TBELs are the minimum level of effluent quality attainable using demonstrated technologies for reducing discharges of pollutants into WOTUS. EPA’s NPDES Permit Writers’ Handbook divides TBELs into two categories: publicly owned treatment works (POTWs) and non-POTWs (or industrial dischargers). POTWs in existence on July 1, 1977, must meet discharge limitations based on secondary treatment standards, equivalent-to-secondary-treatment standards, and standards based on special considerations that are applied on a case-by-case basis.

Secondary treatment typically involves utilizing primary treatment (simple settling) followed by suspended growth aeration processes (activated sludge), which are designed and operated to treat soluble organic matter and settle suspended solids. Not all POTWs have the equipment to conduct secondary treatment. In such cases, the CWA allows use of equivalent-to-secondary-treatment standards (e.g., waste stabilization ponds or trickling filters). Equivalent-to-secondary-treatment standards may not achieve the results of secondary treatment, but Congress allowed this alternative for small POTWs that would otherwise be forced to construct costly treatment systems.
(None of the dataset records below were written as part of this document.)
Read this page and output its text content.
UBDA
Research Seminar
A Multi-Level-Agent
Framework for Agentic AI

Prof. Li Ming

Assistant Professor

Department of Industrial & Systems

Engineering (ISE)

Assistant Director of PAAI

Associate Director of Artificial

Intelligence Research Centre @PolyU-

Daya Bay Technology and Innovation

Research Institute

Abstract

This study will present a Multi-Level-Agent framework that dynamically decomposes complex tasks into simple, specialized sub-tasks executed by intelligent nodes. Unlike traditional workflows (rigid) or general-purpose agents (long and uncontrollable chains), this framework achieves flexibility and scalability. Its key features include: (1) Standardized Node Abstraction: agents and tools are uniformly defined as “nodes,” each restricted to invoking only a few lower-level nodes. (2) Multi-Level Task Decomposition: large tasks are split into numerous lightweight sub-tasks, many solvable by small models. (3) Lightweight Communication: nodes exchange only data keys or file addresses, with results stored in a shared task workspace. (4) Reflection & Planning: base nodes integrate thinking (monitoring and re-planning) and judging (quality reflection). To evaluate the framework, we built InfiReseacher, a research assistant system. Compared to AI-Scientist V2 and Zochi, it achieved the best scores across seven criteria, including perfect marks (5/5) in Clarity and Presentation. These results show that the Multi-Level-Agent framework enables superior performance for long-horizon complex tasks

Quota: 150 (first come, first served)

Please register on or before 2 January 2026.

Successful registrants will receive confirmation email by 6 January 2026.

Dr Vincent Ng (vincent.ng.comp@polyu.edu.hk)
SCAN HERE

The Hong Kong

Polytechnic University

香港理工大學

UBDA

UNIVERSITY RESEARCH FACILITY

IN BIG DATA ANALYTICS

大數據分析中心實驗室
TBELs for industrial dischargers must reflect pollutant reductions that can be achieved by categories or subcategories of industrial point sources using specific technologies (including process changes) that the EPA identifies as meeting the statutorily prescribed level of control under the CWA. These national industrial wastewater controls are called effluent limitations guidelines and standards (ELGs). Unlike WQBELs, which are site-specific, ELGs are national and establish performance standards for all facilities within an industrial category or subcategory.

TBELs are developed independently of the potential impact of a discharge on the quality of WOTUS. This is where WQBELs enter the picture.
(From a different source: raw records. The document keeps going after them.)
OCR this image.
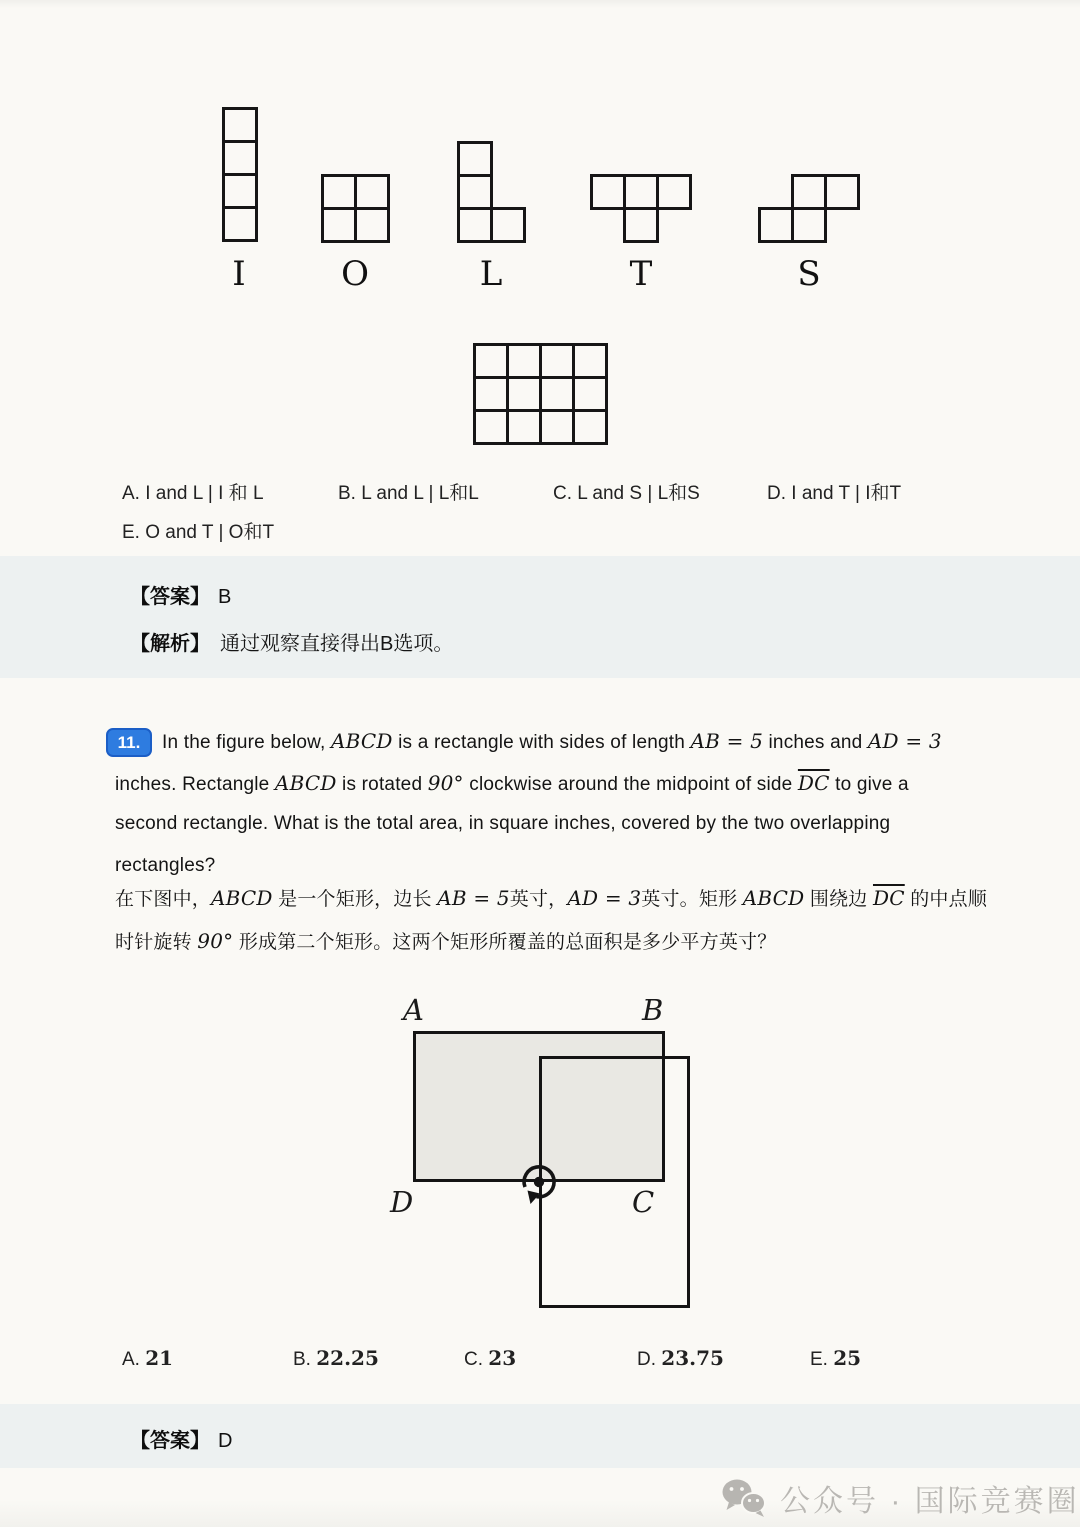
I	O	L	T	S
A. I and L | I 和 L	B. L and L | L和L	C. L and S | L和S	D. I and T | I和T
E. O and T | O和T
【答案】 B
【解析】 通过观察直接得出B选项。
11.	In the figure below, ABCD is a rectangle with sides of length AB = 5 inches and AD = 3
inches. Rectangle ABCD is rotated 90° clockwise around the midpoint of side $\overline{DC}$ to give a
second rectangle. What is the total area, in square inches, covered by the two overlapping
rectangles?
在下图中，ABCD 是一个矩形，边长 AB = 5英寸，AD = 3英寸。矩形 ABCD 围绕边 $\overline{DC}$ 的中点顺
时针旋转 90° 形成第二个矩形。这两个矩形所覆盖的总面积是多少平方英寸？
A	B
D	C
A. 21	B. 22.25	C. 23	D. 23.75	E. 25
【答案】 D
公众号 · 国际竞赛圈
WQBELs must be included in permits when TBELs by themselves will not achieve the desired water quality. Stated in terms of goals, TBELs are intended to result in zero discharge of pollutants, while WQBELs are intended to change the quality of the water body so that it supports the designated use. Here are several points about WQBELs:

  • States may adopt both numeric and narrative WQBELs. Numeric water quality criteria are developed for specific parameters to protect aquatic life and human health and, in some cases, wildlife from the deleterious effects of pollutants. States establish narrative criteria where numeric criteria cannot be established or to supplement numeric criteria. It is not unusual for states and the EPA to disagree over whether narrative or numeric WQBELs are appropriate for a specific pollutant.
  • The values or limits for specific pollutants in a WQBEL are sometimes derived from total maximum daily loads (TMDLs). A TMDL is a calculation of the maximum amount of a single pollutant that a water body can receive and still meet water quality standards. NPDES permits for individual sources must include the TMDL’s wasteload allocations (WLA), or the amount of specific pollutants the source may discharge into WOTUS. A WLA is commonly translated into a WQBEL.
  • Another category of pollutant that requires WQBELs in permits covers pollutants included in the discharger’s previous permit. Permit writers must determine whether the conditions leading to a decision to include WQBELs for the pollutant in the previous permit continue to apply. Where those conditions no longer apply, the permit writer would need to complete an antibacksliding analysis to determine whether to remove the WQBELs from the reissued permit.

WQBELs are not necessarily set in stone. For example, a WQBEL may change temporarily or permanently if a water body’s designated use is reclassified or if a water-quality-standard variance is granted.